Zusammen mit seiner Schwester durchquerte er den Tumen, einen Grenzfluss zwischen Nordkorea und China, der extrem verunreinigt ist und an mehreren Stellen von nordkoreanischen Soldaten patrouilliert wird. Trotzdem gilt er als sicherster Weg, um aus Nordkorea rauszukommen. Wer es auf die andere Uferseite schafft, versucht für gewöhnlich, nach Südkorea zu kommen, weil China geschnappte Flüchtlinge nach Nordkorea zurückschickt.

Choong will nicht ins Detail gehen, wie er von China nach Südkorea gekommen ist, aber er erzählt mir, dass er bei seiner Ankunft geschockt war:

„Frisch in Südkorea angekommen, war es schwer, den Lebensstil hier zu verstehen. Ein 18-jähriger nordkoreanischer Junge kann mit dem Konzept Universität nichts anfangen. In Nordkorea muss man als 18-Jähriger für zehn Jahre zum Militär."

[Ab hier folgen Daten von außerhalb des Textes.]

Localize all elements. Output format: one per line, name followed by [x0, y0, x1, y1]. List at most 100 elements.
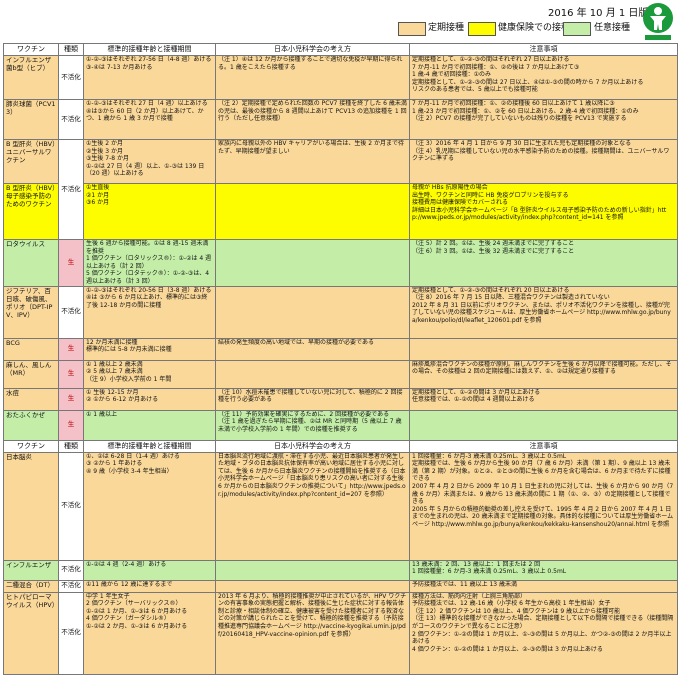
vaccine-kind: 生	[58, 359, 84, 389]
vaccine-name: 肺炎球菌（PCV13）	[3, 99, 59, 140]
lower-col-header: 種類	[58, 439, 84, 453]
jps-view-cell: （注 11）予防効果を確実にするために、2 回接種が必要である （注 1 歳を過ぎ…	[215, 409, 410, 441]
cell-line: ③6 か月	[86, 199, 110, 207]
rows-row: ジフテリア、百日咳、破傷風、ポリオ（DPT-IPV、IPV） 不活化 ①-②-③はそ…	[3, 285, 678, 339]
cell-line: 7 か月-11 か月で初回接種：①、②の接種後 60 日以上あけて 1 歳以降に…	[412, 100, 615, 108]
notes-cell: 定期接種として、①-②-③の間はそれぞれ 27 日以上あける 7 か月-11 か月…	[409, 55, 678, 100]
vaccine-name: おたふくかぜ	[3, 409, 59, 441]
cell-line: （注 1）④は 12 か月から接種することで適切な免疫が早期に得られる。1 歳を…	[218, 56, 403, 71]
cell-line: 1 回接種量：6 か月-3 歳未満 0.25mL、3 歳以上 0.5mL	[412, 568, 567, 576]
rows-row: インフルエンザ菌b型（ヒブ） 不活化 ①-②-③はそれぞれ 27-56 日（4-8 …	[3, 55, 678, 100]
schedule-cell: ①-②-③はそれぞれ 20-56 日（3-8 週）あける ④は ③から 6 か月以…	[83, 285, 216, 339]
cell-line: （注 10）水痘未罹患で接種していない児に対して、積極的に 2 回接種を行う必要…	[218, 388, 403, 404]
vaccine-name: B 型肝炎（HBV）母子感染予防のためのワクチン	[3, 183, 59, 240]
notes-cell: 接種方法は、筋肉内注射（上腕三角筋部） 予防接種法では、12 歳-16 歳（小学校…	[409, 591, 678, 675]
cell-line: 母親が HBs 抗原陽性の場合	[412, 184, 488, 192]
jps-view-cell: 家族内に母親以外の HBV キャリアがいる場合は、生後 2 か月まで待たず、早期…	[215, 139, 410, 184]
cell-line: 2007 年 4 月 2 日から 2009 年 10 月 1 日生まれの児に対し…	[412, 482, 674, 506]
notes-cell: （注 5）計 2 回。①は、生後 24 週未満までに完了すること （注 6）計 3…	[409, 239, 678, 287]
cell-line: 2005 年 5 月からの積極的勧奨の差し控えを受けて、1995 年 4 月 2…	[412, 505, 674, 528]
cell-line: ①-②は 27 日（4 週）以上、①-③は 139 日（20 週）以上あける	[86, 162, 205, 178]
vaccine-kind: 生	[58, 239, 84, 287]
notes-cell: 母親が HBs 抗原陽性の場合 出生時、ワクチンと同時に HB 免疫グロブリンを投…	[409, 183, 678, 240]
jps-view-cell: 日本脳炎流行地域に渡航・滞在する小児、最近日本脳炎患者が発生した地域・ブタの日本…	[215, 451, 410, 561]
cell-line: 予防接種法では、11 歳以上 13 歳未満	[412, 580, 517, 588]
notes-cell: 予防接種法では、11 歳以上 13 歳未満	[409, 579, 678, 593]
vaccine-kind: 不活化	[58, 579, 84, 593]
cell-line: 定期接種では、生後 6 か月から生後 90 か月（7 歳 6 か月）未満（第 1…	[412, 460, 671, 483]
cell-line: （注 6）計 3 回。①は、生後 32 週未満までに完了すること	[412, 247, 575, 255]
top-col-header: 標準的接種年齢と接種期間	[83, 43, 216, 56]
notes-cell: 1 回接種量：6 か月-3 歳未満 0.25mL、3 歳以上 0.5mL 定期接種…	[409, 451, 678, 561]
top-col-header: 注意事項	[409, 43, 678, 56]
vaccine-kind: 不活化	[58, 139, 84, 240]
cell-line: ②1 か月	[86, 191, 110, 199]
cell-line: ①-②-③はそれぞれ 27 日（4 週）以上あける	[86, 100, 208, 108]
vaccine-name: B 型肝炎（HBV）ユニバーサルワクチン	[3, 139, 59, 184]
cell-line: 家族内に母親以外の HBV キャリアがいる場合は、生後 2 か月まで待たず、早期…	[218, 140, 404, 155]
cell-line: ③ ②から 1 年あける	[86, 460, 143, 468]
notes-cell: 7 か月-11 か月で初回接種：①、②の接種後 60 日以上あけて 1 歳以降に…	[409, 99, 678, 140]
schedule-cell: ①-②-③はそれぞれ 27 日（4 週）以上あける ④は③から 60 日（2 か月…	[83, 99, 216, 140]
cell-line: ① 生後 12-15 か月	[86, 388, 139, 396]
jps-view-cell	[215, 559, 410, 581]
cell-line: ④は ③から 6 か月以上あけ、標準的には③終了後 12-18 か月の間に接種	[86, 294, 208, 309]
cell-line: （注 2）定期接種で定められた回数の PCV7 接種を終了した 6 歳未満の児は…	[218, 100, 407, 123]
cell-line: （注 3）2016 年 4 月 1 日から 9 月 30 日に生まれた児も定期接…	[412, 140, 632, 148]
cell-line: ④は③から 60 日（2 か月）以上あけて、かつ、1 歳から 1 歳 3 か月で…	[86, 107, 204, 123]
vaccine-kind: 生	[58, 337, 84, 361]
vaccine-kind: 不活化	[58, 591, 84, 675]
cell-line: （注 4）乳児期に接種していない児の水平感染予防のための接種。接種期間は、ユニバ…	[412, 147, 670, 163]
schedule-cell: ①-②-③はそれぞれ 27-56 日（4-8 週）あける ③-④は 7-13 か月…	[83, 55, 216, 100]
cell-line: 接種費用は健康保険でカバーされる	[412, 199, 509, 207]
cell-line: 2013 年 6 月より、積極的接種推奨が中止されているが、HPV ワクチンの有…	[218, 592, 407, 638]
cell-line: （注 13）標準的な接種ができなかった場合、定期接種として以下の間隔で接種できる…	[412, 615, 674, 630]
cell-line: ① 1 歳以上	[86, 410, 118, 418]
lower-col-header: ワクチン	[3, 439, 59, 453]
notes-cell: 定期接種として、①-②の間は 3 か月以上あける 任意接種では、①-②の間は 4 …	[409, 387, 678, 411]
legend-label-insurance: 健康保険での接種	[498, 23, 571, 33]
legend-swatch-insurance	[468, 22, 496, 36]
cell-line: 1 価ワクチン（ロタリックス®）：①-②は 4 週以上あける（計 2 回）	[86, 255, 212, 270]
header: 2016 年 10 月 1 日版 定期接種 健康保険での接種 任意接種	[0, 0, 680, 44]
vaccine-kind: 不活化	[58, 99, 84, 140]
cell-line: 2 価ワクチン（サーバリックス®）	[86, 600, 182, 608]
rows-row: BCG 生 12 か月未満に接種 標準的には 5-8 か月未満に接種 結核の発生頻度の高…	[3, 337, 678, 361]
lower-header-row: ワクチン 種類 標準的接種年齢と接種期間 日本小児科学会の考え方 注意事項	[3, 439, 678, 453]
jps-view-cell	[215, 239, 410, 287]
schedule-cell: 生後 6 週から接種可能。①は 8 週-15 週未満を推奨 1 価ワクチン（ロタリ…	[83, 239, 216, 287]
vaccine-name: ロタウイルス	[3, 239, 59, 287]
cell-line: ④ 9 歳（小学校 3-4 年生相当）	[86, 467, 173, 475]
vaccine-name: 日本脳炎	[3, 451, 59, 561]
cell-line: ①-②-③はそれぞれ 27-56 日（4-8 週）あける	[86, 56, 212, 64]
edition-date: 2016 年 10 月 1 日版	[548, 8, 649, 19]
cell-line: ③生後 7-8 か月	[86, 155, 129, 163]
jps-view-cell	[215, 183, 410, 240]
cell-line: （注 9）小学校入学前の 1 年間	[86, 375, 172, 383]
notes-cell	[409, 337, 678, 361]
cell-line: ①生直後	[86, 184, 110, 192]
cell-line: 生後 6 週から接種可能。①は 8 週-15 週未満を推奨	[86, 240, 209, 255]
jps-view-cell	[215, 579, 410, 593]
cell-line: 標準的には 5-8 か月未満に接種	[86, 346, 172, 354]
lower-col-header: 日本小児科学会の考え方	[215, 439, 410, 453]
vaccine-name: BCG	[3, 337, 59, 361]
rows2-row: インフルエンザ 不活化 ①-②は 4 週（2-4 週）あける 13 歳未満：2 回、1…	[3, 559, 678, 581]
notes-cell	[409, 409, 678, 441]
cell-line: ③-④は 7-13 か月あける	[86, 63, 153, 71]
cell-line: 1 歳-4 歳で初回接種：①のみ	[412, 71, 491, 79]
cell-line: ② ①から 6-12 か月あける	[86, 396, 159, 404]
schedule-cell: ① 生後 12-15 か月 ② ①から 6-12 か月あける	[83, 387, 216, 411]
cell-line: 日本脳炎流行地域に渡航・滞在する小児、最近日本脳炎患者が発生した地域・ブタの日本…	[218, 452, 406, 498]
legend-label-routine: 定期接種	[428, 23, 465, 33]
cell-line: 任意接種では、①-②の間は 4 週間以上あける	[412, 396, 535, 404]
vaccine-kind: 不活化	[58, 451, 84, 561]
rows-row: 肺炎球菌（PCV13） 不活化 ①-②-③はそれぞれ 27 日（4 週）以上あける ④…	[3, 99, 678, 140]
rows2-row: 二種混合（DT） 不活化 ①11 歳から 12 歳に達するまで 予防接種法では、11 …	[3, 579, 678, 593]
notes-cell: 定期接種として、①-②-③の間はそれぞれ 20 日以上あける （注 8）2016 …	[409, 285, 678, 339]
vaccine-name: インフルエンザ菌b型（ヒブ）	[3, 55, 59, 100]
cell-line: リスクのある患者では、5 歳以上でも接種可能	[412, 86, 538, 94]
cell-line: ①-②は 2 か月、①-③は 6 か月あける	[86, 622, 188, 630]
schedule-cell: ①11 歳から 12 歳に達するまで	[83, 579, 216, 593]
jps-view-cell: （注 1）④は 12 か月から接種することで適切な免疫が早期に得られる。1 歳を…	[215, 55, 410, 100]
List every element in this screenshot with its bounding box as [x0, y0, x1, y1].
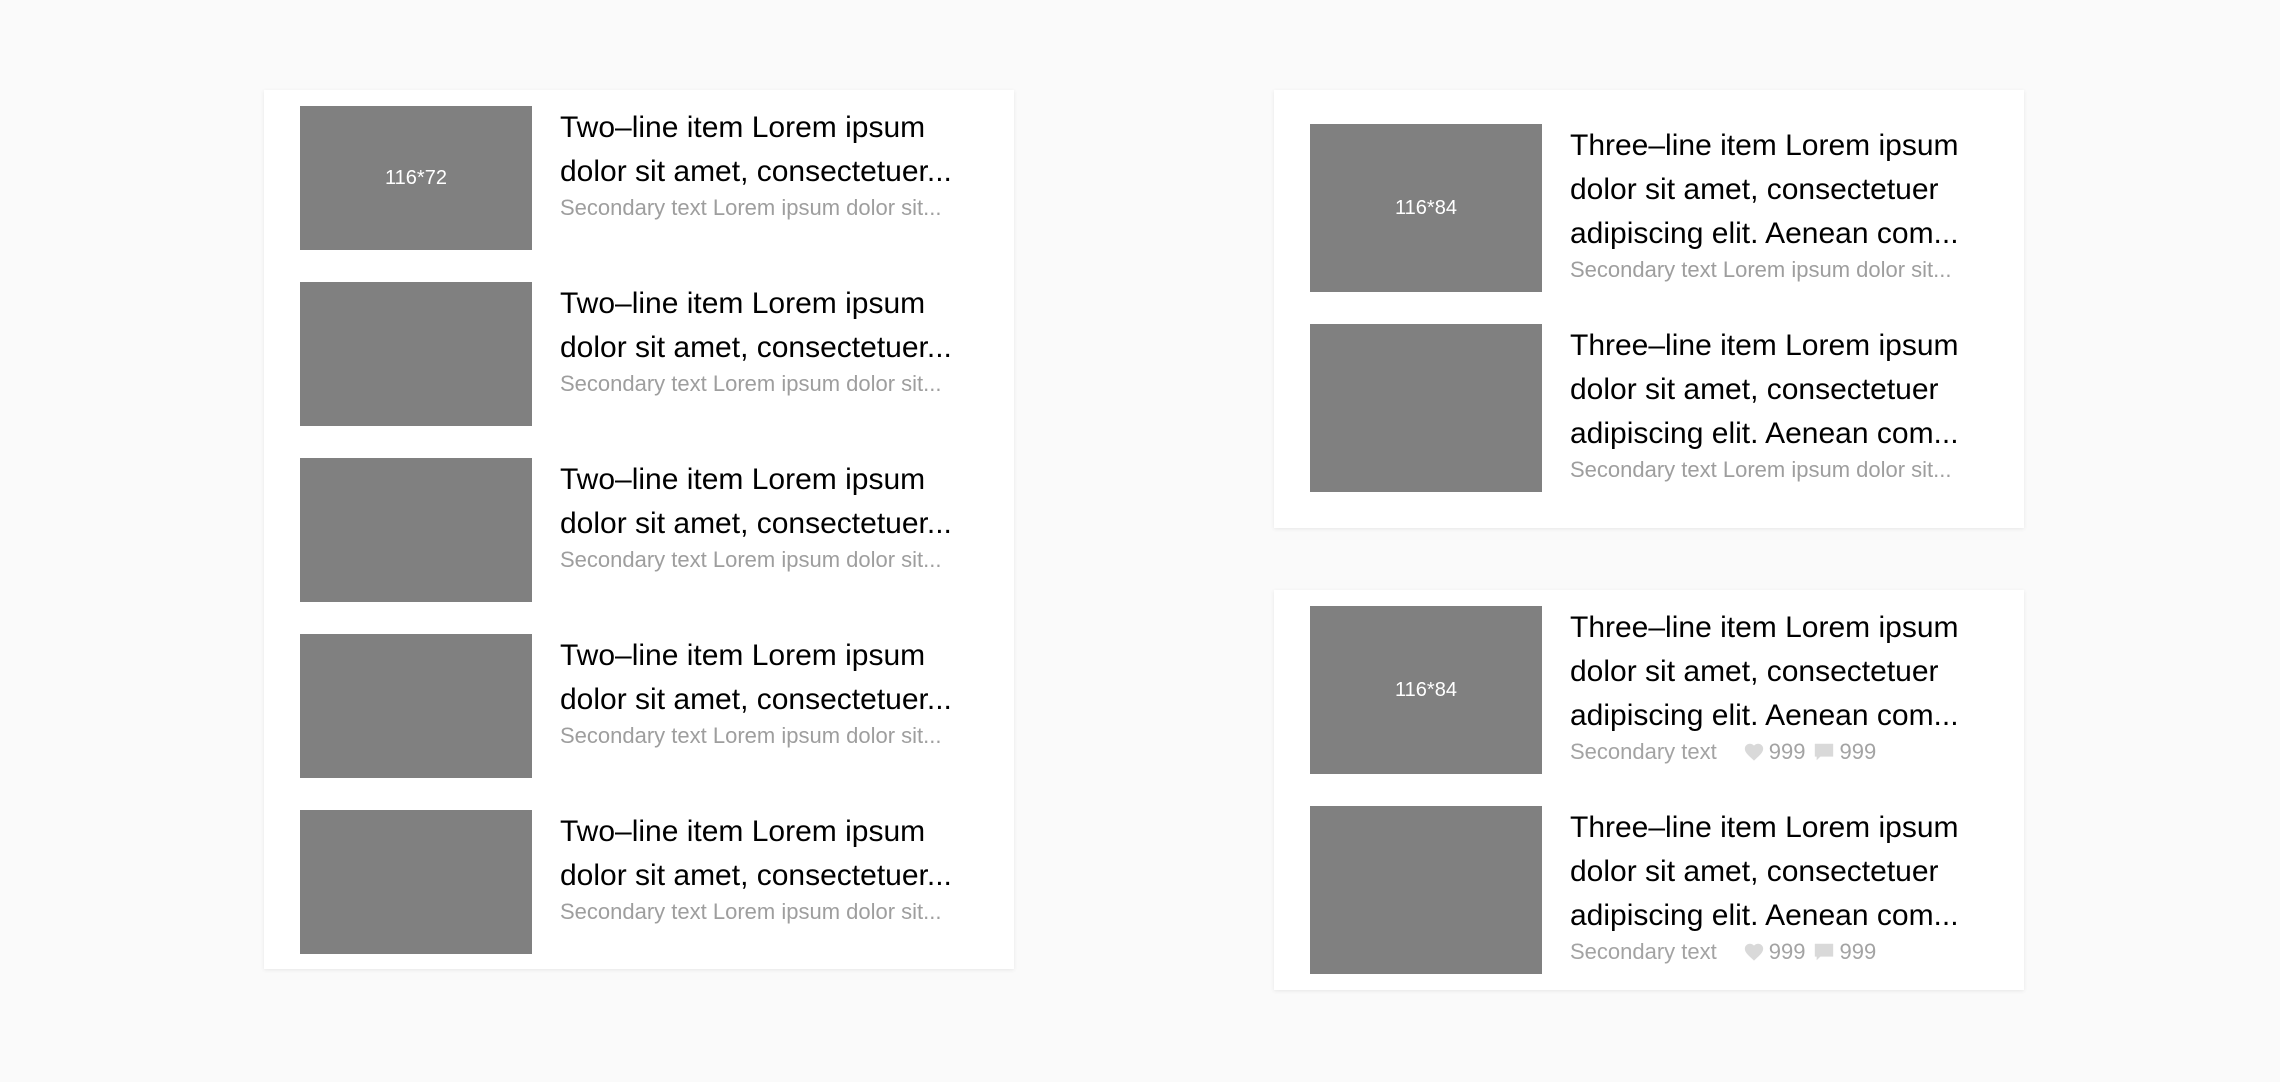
list-item[interactable]: Three–line item Lorem ipsum dolor sit am… [1274, 806, 2024, 974]
item-secondary-text: Secondary text Lorem ipsum dolor sit... [560, 899, 942, 924]
item-secondary-text: Secondary text Lorem ipsum dolor sit... [560, 195, 942, 220]
item-title-line-1: Two–line item Lorem ipsum [560, 815, 926, 848]
thumbnail-image [300, 810, 532, 954]
item-secondary-text: Secondary text Lorem ipsum dolor sit... [560, 371, 942, 396]
item-title-line-2: dolor sit amet, consectetuer... [560, 331, 952, 364]
comment-stat[interactable]: 999 [1813, 738, 1876, 766]
item-title-line-3: adipiscing elit. Aenean com... [1570, 417, 1959, 450]
thumbnail-image [300, 458, 532, 602]
item-secondary-text: Secondary text Lorem ipsum dolor sit... [1570, 257, 1952, 282]
item-secondary-text: Secondary text Lorem ipsum dolor sit... [1570, 457, 1952, 482]
item-title-line-2: dolor sit amet, consectetuer... [560, 507, 952, 540]
item-title-line-1: Three–line item Lorem ipsum [1570, 329, 1959, 362]
thumbnail-image: 116*72 [300, 106, 532, 250]
two-line-list-card: 116*72 Two–line item Lorem ipsum dolor s… [264, 90, 1014, 969]
like-count: 999 [1768, 739, 1806, 764]
comment-icon [1815, 943, 1834, 961]
item-secondary-text: Secondary text Lorem ipsum dolor sit... [560, 547, 942, 572]
list-item[interactable]: Two–line item Lorem ipsum dolor sit amet… [264, 810, 1014, 954]
item-title-line-2: dolor sit amet, consectetuer... [560, 859, 952, 892]
item-title-line-1: Two–line item Lorem ipsum [560, 639, 926, 672]
thumbnail-size-label: 116*84 [1395, 196, 1457, 219]
list-item[interactable]: Two–line item Lorem ipsum dolor sit amet… [264, 634, 1014, 778]
like-stat[interactable]: 999 [1743, 738, 1806, 766]
list-item[interactable]: 116*72 Two–line item Lorem ipsum dolor s… [264, 106, 1014, 250]
item-title-line-2: dolor sit amet, consectetuer... [560, 155, 952, 188]
heart-icon [1744, 743, 1763, 761]
item-title-line-3: adipiscing elit. Aenean com... [1570, 699, 1959, 732]
thumbnail-image: 116*84 [1310, 606, 1542, 774]
item-meta: Secondary text 999 999 [1570, 738, 1988, 766]
list-item[interactable]: Two–line item Lorem ipsum dolor sit amet… [264, 282, 1014, 426]
list-item[interactable]: 116*84 Three–line item Lorem ipsum dolor… [1274, 124, 2024, 292]
item-secondary-text: Secondary text [1570, 739, 1717, 764]
comment-count: 999 [1839, 939, 1877, 964]
list-item[interactable]: Two–line item Lorem ipsum dolor sit amet… [264, 458, 1014, 602]
item-title-line-2: dolor sit amet, consectetuer [1570, 655, 1939, 688]
item-title-line-2: dolor sit amet, consectetuer... [560, 683, 952, 716]
comment-count: 999 [1839, 739, 1877, 764]
item-secondary-text: Secondary text [1570, 939, 1717, 964]
thumbnail-image: 116*84 [1310, 124, 1542, 292]
item-secondary-text: Secondary text Lorem ipsum dolor sit... [560, 723, 942, 748]
item-title-line-1: Three–line item Lorem ipsum [1570, 129, 1959, 162]
thumbnail-size-label: 116*72 [385, 166, 447, 189]
like-stat[interactable]: 999 [1743, 938, 1806, 966]
item-title-line-1: Three–line item Lorem ipsum [1570, 811, 1959, 844]
thumbnail-image [1310, 324, 1542, 492]
thumbnail-image [300, 634, 532, 778]
thumbnail-image [1310, 806, 1542, 974]
item-title-line-1: Two–line item Lorem ipsum [560, 463, 926, 496]
item-title-line-1: Two–line item Lorem ipsum [560, 287, 926, 320]
item-meta: Secondary text 999 999 [1570, 938, 1988, 966]
heart-icon [1744, 943, 1763, 961]
item-title-line-2: dolor sit amet, consectetuer [1570, 855, 1939, 888]
item-title-line-3: adipiscing elit. Aenean com... [1570, 899, 1959, 932]
three-line-list-card: 116*84 Three–line item Lorem ipsum dolor… [1274, 90, 2024, 528]
item-title-line-1: Three–line item Lorem ipsum [1570, 611, 1959, 644]
thumbnail-image [300, 282, 532, 426]
three-line-stats-list-card: 116*84 Three–line item Lorem ipsum dolor… [1274, 590, 2024, 990]
list-item[interactable]: 116*84 Three–line item Lorem ipsum dolor… [1274, 606, 2024, 774]
item-title-line-3: adipiscing elit. Aenean com... [1570, 217, 1959, 250]
like-count: 999 [1768, 939, 1806, 964]
item-title-line-2: dolor sit amet, consectetuer [1570, 373, 1939, 406]
thumbnail-size-label: 116*84 [1395, 678, 1457, 701]
list-item[interactable]: Three–line item Lorem ipsum dolor sit am… [1274, 324, 2024, 492]
comment-icon [1815, 743, 1834, 761]
comment-stat[interactable]: 999 [1813, 938, 1876, 966]
item-title-line-1: Two–line item Lorem ipsum [560, 111, 926, 144]
item-title-line-2: dolor sit amet, consectetuer [1570, 173, 1939, 206]
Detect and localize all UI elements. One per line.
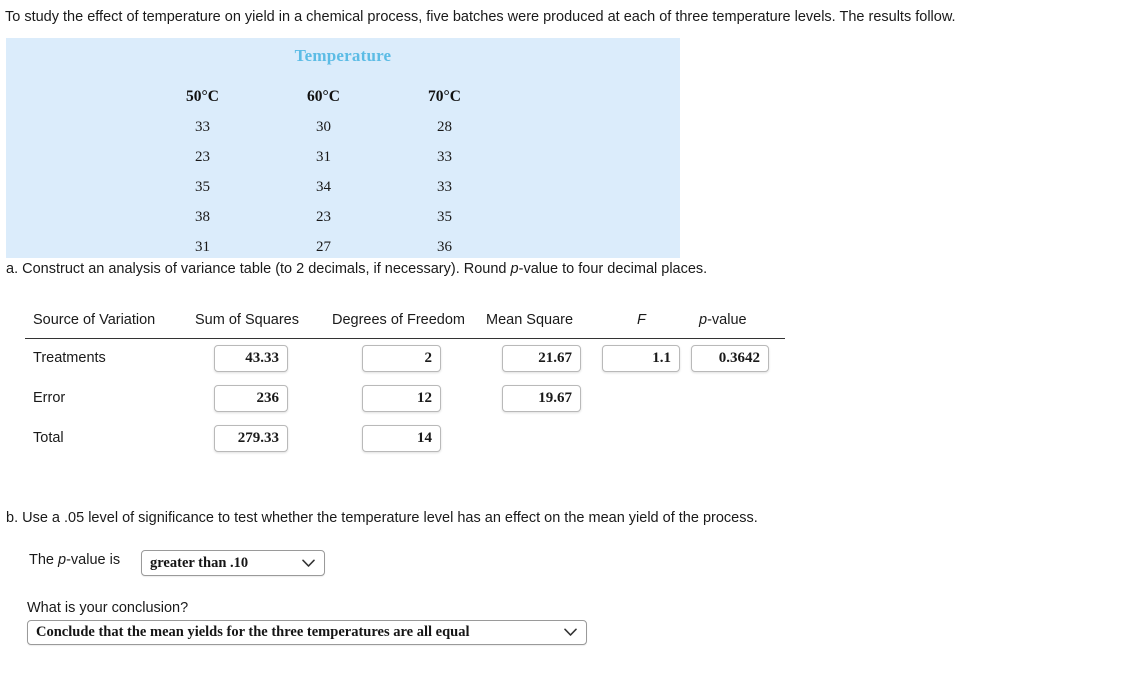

Während seiner ersten sechs Monate in Südkorea wurde Choong mehrfach vom südkoreanischen Geheimdienst verhört. Auch danach gestaltete sich die Eingewöhnung als schwierig.

„Obwohl ich bereits im März 2009 in Südkorea angekommen bin, war ich erst im September dieses Jahres so richtig frei. Davor musste ich regelmäßig beim Geheimdienst vorstellig werden, um meine Grundpflichten zu lernen. Als ich noch in Nordkorea lebte, hatte ich eine genaue Vorstellung davon, wie ich in Südkorea leben möchte. Doch das hat sich dann in der Praxis als sehr schwierig herausgestellt. Ich war zwischenzeitlich sehr verzweifelt."

Trotz der Startschwierigkeiten begann Choong schon bald damit, einen alten Kindheitstraum in die Tat umzusetzen.

„Schon als kleiner Junge träumte ich davon, Profi-Boxer zu werden. Nach meiner Ankunft in Chuncheon begann ich mit Boxtraining. Doch schon nach kurzer Zeit wollte ich noch eine weitere Kampfsportart erlernen und so bin ich dann bei MMA gelandet. Nach einem Monat Training stieß ich auf einen Aushang, auf dem stand, dass man in einer Kneipe an Vorauswahl-Kämpfen für Crying Fist teilnehmen konnte."

Crying Fist ist eine Art Reality-TV-Show für MMA-Kämpfer. Und Choong hat sich gegen seine Konkurrenz tatsächlich durchsetzen können und wurde schnell zum Liebling der Fans—vor allem, nachdem er seine bewegte Geschichte erzählt hatte. Egal, ob er gewinnt oder verliert, das Publikum hat er immer auf seiner Seite. Nicht nur für diesen Umstand ist Choong dankbar.

„Ich lebe mit meiner Mutter und meiner Schwester in Chuncheon, von wo aus ich mit dem Zug gut nach Seoul komme. Während des Trainings bin ich ein glücklicher Mensch. Jeder Tag ist eh ein Geschenk für mich, weil ich eine sehr schwere Zeit hinter mir habe, in der mein Leben in Gefahr war, ich letzten Endes aber überleben konnte."